Cluster orchestration

At the essence of Replicante Core is a state events engine: when a state change is detected actions are taken to adapt or to return the system to a desired state.

The idea of orchestration built on events is not new:

It is an easy model to understand for humans (physics is based on the action-reaction paradigm).
It is easy enough to implement (at least compared to other options).
It allows us to focus on the triggers of an event and the consequences of an action without having to look at the entire history of the full system.

Additionally tracking state changes can tell us what is happening to our system and what we need to change as well as what our actions on the system lead to.

The cluster orchestration process continuously evaluates the state of clusters so decisions can be taken, progress tracked and (re)actions triggered.

So how does cluster orchestration work?

The cluster orchestrate component periodically runs at fixed intervals. The interval should be short as it determines the delay between cluster needing orchestration and the orchestration being scheduled.
The orchestrate run looks for any cluster with an expected next orchestration time in the past. If no cluster needs to be orchestrated the orchestrate run does nothing.
The orchestrate run schedules an orchestrate task for each cluster that needs to run.
The expected next orchestration time is updated to now() + orchestrate interval.
A task worker picks up the orchestration task.
The orchestration task performs all orchestration logic (see below).
Events are emitted for state changes.
The new cluster state records and aggregated generated data is persisted to the primary store.

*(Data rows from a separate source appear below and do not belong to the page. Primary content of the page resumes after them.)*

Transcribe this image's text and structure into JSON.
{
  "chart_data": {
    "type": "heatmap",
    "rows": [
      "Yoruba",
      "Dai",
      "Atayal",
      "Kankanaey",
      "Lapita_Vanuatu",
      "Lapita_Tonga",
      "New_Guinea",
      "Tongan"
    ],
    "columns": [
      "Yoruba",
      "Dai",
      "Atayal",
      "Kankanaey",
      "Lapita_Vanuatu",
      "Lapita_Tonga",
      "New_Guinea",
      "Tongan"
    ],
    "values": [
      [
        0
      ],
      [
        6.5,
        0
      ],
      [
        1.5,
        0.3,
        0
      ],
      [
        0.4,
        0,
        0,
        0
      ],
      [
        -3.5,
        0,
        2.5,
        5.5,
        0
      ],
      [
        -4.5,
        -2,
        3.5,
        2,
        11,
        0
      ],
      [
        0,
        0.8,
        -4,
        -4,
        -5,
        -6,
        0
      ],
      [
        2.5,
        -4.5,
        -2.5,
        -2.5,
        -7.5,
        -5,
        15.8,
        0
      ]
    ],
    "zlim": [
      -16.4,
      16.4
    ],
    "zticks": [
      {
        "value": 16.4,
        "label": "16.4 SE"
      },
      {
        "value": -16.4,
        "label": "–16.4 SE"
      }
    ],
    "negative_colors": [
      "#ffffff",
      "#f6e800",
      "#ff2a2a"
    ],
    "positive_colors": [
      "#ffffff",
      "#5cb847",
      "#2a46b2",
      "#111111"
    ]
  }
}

Avoid concurrent orchestration tasks

Because events are generated from differences in observed states, orchestrating the state of a node from multiple processes at once may lead to duplicate and/or missing events as well as inconsistent aggregations.

Distributed locks are used to ensure a cluster is orchestrated by only one task at a time. Any cluster orchestration attempted while another operation is already running will be discarded.

Cluster orchestration logic

The above covers how Replicante Core manages orchestration tasks. This section covers how an orchestration task works against an individual cluster.

Logic overview

The orchestration logic performs the following steps sequentially:

Build a cluster view (see below) from existing data about the cluster.
Process each node in the latest cluster discovery record:
1. Fetch updated information from the cluster nodes.
2. Use this information to create an incremental updated view.
3. Use this information and the starting cluster view to emit events.
4. The information is saved to the primary store once relevant events are emitted.
5. Schedule node actions not already scheduled.
Progress and/or start any orchestrator actions waiting to be scheduled. Scheduling priorities and running actions are taken into account to determine which orchestrator actions can start.
Perform data aggregation to report on the cluster as a whole:
1. Report on cluster level metadata such as number of nodes, versions, etc …

A cluster view

The newly fetched cluster information is used to generate an approximate cluster view. This new cluster view is compared to a view based on the last known cluster data to generate events describing changes observed happening to the cluster.

Because the cluster view is approximate node events are always based on reporting from the node themselves (we do not report a node as down if we see it up, even if another node in the cluster think it is down).

Only cluster level events are generated off the top of this views. Actions will also have to check if the state of the cluster matches expectations before they are executed.